Em relação à questão legal, a legislação internacional de referência é a da Convenção Internacional dos Direitos da Criança (Convenção sobre os Direitos da Criança, 2002) de 1989 e as Convenções n.º 138 e 182 da Organização Internacional do Trabalho (Convenção 138, n. d.), estas últimas estabelecendo, respectivamente, a idade de 15 anos como a mínima para o trabalho e a proibição das piores formas de trabalho infantil, atividades que exponham

as crianças e adolescentes ao regime de escravidão, exploração e que tragam danos à sua moral, à saúde e à segurança.

Ressalte-se ainda que, em nível nacional, a Constituição Federal de 1988 (Constituição da República, 1988) traz, em seu artigo 227, que toda criança e adolescente devem ser protegidos de qualquer forma de negligência e exploração. Este artigo encontra seu desdobramento na criação da Lei n. º 8.069/90, o Estatuto da Criança e do Adolescente, que, em seu artigo n.º 60, determina que “É proibido qualquer tipo de trabalho a menores de quatorze anos de idade, salvo na condição de aprendiz" (Estatuto da Criança e do Adolescente, 2005).

Este artigo foi modificado a partir da Emenda Constitucional n.º 20, de 15/12/1998, que eleva a idade mínima para a admissão ao trabalho de 14 para 16 anos (Emenda Constitucional nº 20, 1998). Assim, na atual legislação nacional, a idade mínima para a inserção no trabalho é de 16 anos, salvo na condição de aprendiz, na qual o é possível a partir dos 14 anos de idade.
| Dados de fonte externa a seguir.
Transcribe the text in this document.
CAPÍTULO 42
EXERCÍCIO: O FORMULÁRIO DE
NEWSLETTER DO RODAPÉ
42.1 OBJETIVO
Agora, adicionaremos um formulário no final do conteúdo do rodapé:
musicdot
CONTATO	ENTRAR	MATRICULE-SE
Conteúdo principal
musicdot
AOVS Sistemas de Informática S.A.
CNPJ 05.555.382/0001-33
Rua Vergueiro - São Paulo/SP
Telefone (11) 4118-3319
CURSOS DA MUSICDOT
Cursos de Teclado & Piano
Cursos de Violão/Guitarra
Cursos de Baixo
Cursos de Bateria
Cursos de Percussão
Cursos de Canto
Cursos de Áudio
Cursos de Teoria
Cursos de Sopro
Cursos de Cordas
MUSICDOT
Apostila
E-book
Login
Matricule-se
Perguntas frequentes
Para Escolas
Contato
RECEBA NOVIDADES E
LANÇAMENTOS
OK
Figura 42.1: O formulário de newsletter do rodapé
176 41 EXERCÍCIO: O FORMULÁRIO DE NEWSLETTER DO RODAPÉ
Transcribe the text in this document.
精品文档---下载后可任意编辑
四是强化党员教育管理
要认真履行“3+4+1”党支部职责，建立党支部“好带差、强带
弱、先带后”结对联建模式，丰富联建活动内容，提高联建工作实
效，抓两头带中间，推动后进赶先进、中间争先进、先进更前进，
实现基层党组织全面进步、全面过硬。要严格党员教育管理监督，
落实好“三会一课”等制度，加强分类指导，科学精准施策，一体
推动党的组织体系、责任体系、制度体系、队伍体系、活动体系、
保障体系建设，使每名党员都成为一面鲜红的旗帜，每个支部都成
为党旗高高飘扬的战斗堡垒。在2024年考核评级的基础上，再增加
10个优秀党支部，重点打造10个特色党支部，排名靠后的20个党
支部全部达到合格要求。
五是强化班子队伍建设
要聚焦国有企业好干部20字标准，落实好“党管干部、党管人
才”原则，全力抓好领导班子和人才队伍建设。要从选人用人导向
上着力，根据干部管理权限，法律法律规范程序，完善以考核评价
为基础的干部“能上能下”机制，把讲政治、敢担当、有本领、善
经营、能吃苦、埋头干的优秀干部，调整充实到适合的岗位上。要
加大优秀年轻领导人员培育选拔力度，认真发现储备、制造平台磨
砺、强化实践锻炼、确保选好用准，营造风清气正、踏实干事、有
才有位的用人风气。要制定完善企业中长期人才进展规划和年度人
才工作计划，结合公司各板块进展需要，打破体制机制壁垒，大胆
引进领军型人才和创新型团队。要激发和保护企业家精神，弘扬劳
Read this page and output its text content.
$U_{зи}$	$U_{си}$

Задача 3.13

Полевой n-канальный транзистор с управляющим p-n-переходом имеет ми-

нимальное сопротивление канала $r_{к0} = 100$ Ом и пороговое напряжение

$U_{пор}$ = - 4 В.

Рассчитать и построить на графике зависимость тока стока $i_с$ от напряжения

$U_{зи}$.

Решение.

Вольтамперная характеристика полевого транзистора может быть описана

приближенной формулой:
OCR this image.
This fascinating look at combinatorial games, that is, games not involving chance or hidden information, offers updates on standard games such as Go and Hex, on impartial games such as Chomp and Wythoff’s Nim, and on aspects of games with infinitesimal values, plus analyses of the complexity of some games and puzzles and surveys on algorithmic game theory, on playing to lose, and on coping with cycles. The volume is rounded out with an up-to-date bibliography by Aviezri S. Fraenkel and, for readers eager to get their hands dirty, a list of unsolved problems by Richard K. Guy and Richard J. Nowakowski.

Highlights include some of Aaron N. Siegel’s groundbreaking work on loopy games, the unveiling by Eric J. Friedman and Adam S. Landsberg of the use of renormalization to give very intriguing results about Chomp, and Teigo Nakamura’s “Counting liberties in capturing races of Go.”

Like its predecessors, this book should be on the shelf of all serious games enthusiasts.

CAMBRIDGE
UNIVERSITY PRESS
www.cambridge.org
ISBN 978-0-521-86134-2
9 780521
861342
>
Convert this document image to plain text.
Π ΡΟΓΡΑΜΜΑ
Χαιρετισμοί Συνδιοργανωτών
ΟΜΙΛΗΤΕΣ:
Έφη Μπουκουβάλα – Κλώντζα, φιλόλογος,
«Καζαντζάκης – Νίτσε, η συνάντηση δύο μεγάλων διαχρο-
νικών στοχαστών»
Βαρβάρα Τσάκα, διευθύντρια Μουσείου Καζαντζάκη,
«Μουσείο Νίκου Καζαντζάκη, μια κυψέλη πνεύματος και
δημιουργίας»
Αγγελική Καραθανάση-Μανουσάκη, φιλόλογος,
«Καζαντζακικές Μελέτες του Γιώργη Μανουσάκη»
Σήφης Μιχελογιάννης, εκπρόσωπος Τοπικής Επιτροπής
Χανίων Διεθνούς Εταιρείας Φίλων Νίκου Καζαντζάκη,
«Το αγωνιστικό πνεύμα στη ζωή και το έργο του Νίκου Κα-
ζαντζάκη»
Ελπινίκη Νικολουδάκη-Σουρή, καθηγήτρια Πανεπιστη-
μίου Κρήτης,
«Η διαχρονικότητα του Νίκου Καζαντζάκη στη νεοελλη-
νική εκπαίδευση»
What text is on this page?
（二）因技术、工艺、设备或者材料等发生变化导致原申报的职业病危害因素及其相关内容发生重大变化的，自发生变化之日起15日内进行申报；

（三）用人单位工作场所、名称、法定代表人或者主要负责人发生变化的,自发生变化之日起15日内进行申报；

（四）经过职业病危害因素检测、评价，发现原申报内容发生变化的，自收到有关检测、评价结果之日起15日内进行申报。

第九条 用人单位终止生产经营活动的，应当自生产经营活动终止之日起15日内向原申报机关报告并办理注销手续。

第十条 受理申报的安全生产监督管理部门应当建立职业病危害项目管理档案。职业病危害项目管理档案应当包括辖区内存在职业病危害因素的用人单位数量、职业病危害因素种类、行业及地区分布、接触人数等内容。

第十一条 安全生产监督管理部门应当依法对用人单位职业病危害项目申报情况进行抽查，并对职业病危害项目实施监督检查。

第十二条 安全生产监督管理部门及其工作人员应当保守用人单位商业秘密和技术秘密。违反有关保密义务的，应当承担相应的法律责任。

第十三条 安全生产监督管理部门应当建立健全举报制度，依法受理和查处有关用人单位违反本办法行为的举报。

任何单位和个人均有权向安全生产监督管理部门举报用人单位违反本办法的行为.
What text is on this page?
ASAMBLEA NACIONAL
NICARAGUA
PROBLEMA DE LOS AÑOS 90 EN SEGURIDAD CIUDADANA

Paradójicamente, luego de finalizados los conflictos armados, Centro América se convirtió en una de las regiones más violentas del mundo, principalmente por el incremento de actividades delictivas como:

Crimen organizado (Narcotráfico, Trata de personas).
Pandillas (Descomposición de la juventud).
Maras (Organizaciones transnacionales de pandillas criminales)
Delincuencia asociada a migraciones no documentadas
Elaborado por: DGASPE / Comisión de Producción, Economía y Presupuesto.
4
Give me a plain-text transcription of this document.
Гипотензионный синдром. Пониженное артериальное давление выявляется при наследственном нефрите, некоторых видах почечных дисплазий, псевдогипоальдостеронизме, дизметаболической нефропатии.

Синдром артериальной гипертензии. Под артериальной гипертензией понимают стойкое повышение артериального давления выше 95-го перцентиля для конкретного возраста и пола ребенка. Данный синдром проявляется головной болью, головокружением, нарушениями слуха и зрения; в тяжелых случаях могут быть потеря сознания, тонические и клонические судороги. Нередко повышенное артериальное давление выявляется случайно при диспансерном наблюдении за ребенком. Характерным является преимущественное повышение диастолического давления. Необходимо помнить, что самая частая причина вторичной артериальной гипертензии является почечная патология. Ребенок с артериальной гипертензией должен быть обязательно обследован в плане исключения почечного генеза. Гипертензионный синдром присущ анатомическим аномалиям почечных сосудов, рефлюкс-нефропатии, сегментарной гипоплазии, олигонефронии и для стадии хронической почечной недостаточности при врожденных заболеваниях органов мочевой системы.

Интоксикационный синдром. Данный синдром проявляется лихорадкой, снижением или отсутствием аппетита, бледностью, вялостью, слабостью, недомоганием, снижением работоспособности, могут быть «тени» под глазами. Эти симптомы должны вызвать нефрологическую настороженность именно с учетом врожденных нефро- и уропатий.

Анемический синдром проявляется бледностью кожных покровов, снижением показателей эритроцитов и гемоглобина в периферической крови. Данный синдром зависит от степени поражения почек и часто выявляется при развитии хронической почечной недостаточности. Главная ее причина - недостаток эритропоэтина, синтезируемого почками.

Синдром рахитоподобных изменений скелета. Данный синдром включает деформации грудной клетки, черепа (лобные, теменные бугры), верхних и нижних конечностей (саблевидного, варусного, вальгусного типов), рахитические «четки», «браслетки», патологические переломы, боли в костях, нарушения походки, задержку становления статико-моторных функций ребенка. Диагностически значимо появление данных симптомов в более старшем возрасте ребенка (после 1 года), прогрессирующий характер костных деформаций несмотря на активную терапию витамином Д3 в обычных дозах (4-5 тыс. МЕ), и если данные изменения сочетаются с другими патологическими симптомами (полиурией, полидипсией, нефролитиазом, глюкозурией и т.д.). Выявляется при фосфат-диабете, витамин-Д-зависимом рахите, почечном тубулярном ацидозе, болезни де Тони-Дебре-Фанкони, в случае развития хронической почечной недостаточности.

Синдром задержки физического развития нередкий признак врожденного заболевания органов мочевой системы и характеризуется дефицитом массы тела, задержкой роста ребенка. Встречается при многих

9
Neste sentido, apesar de reconhecermos as diferentes posições existentes em torno do tema do trabalho precoce (cite-se, como exemplo a perspectiva de Liebel, 2004), para fins desta dissertação adotamos a perspectiva que o trabalho de crianças e adolescentes, além de ser ilegal, é uma forma de exploração, no qual esses podem ser privados do acesso à escolaridade, ou mesmo ter um baixo aproveitamento escolar; pode trazer danos à saúde, ao desenvolvimento tanto físico, quanto moral, social e psíquico dos mesmos. Além disso, é uma questão de violação de direitos, sobretudo, do direto a terem infância e adolescência, construções sociais que implicam em muito mais do que ser criança e adolescente; implica em poder se constituir enquanto pessoas a partir de condições dignas de sobrevivência, do usufruto de etapas preparatórias essenciais para a constituição de adultos plenos de possibilidades de agir no mundo.

A partir destas considerações, adotaremos aqui o termo “trabalho precoce”, por denotar um tipo de trabalho que ocorre antes do tempo delimitado por lei para sua execução e que, neste sentido, pode ser prejudicial. Além disso, permite abarcar tanto o trabalho de crianças quanto o de adolescentes em seu bojo e, ao mesmo tempo, coaduna-se com a delimitação legal para a execução do trabalho no Brasil, que se dá a partir dos 16 anos de idade. Para utilizar uma definição mais exata, adotar-se-á, em parte, neste trabalho, a definição de Costa (1990) que define trabalho precoce como o exercício da atividade que assume uma utilidade social, ou se caracteriza por esquemas de profissionalização divergentes: tráfico e exploração sexual comercial.

Acrescenta-se aqui, a esta definição, que o trabalho precoce é a atividade que a criança e o adolescente executam, em troca de um pagamento, que pode ser realizado através de gêneros ou espécie, ou mesmo serviços, e que pode ser realizado tanto para terceiros, como no seio familiar (Alberto, 2002). A ênfase dá-se na utilidade das atividades desenvolvidas pelas crianças e adolescentes e também na forma de pagamento, que não necessariamente ocorre sempre em gênero, mas muitas vezes é realizada através do fornecimento de alimentação, vestuário, etc. A partir da definição de Costa, enquadram-se também como atividades de trabalho aquelas consideradas como ilegais, a exemplo da exploração sexual infanto-juvenil ou tráfico de drogas.

Assume-se que o trabalho precoce traz diversas implicações para o desenvolvimento e a constituição das crianças e dos adolescentes que o executam. Implicações estas que podem se estender por toda a vida, marcando e delimitando seu curso.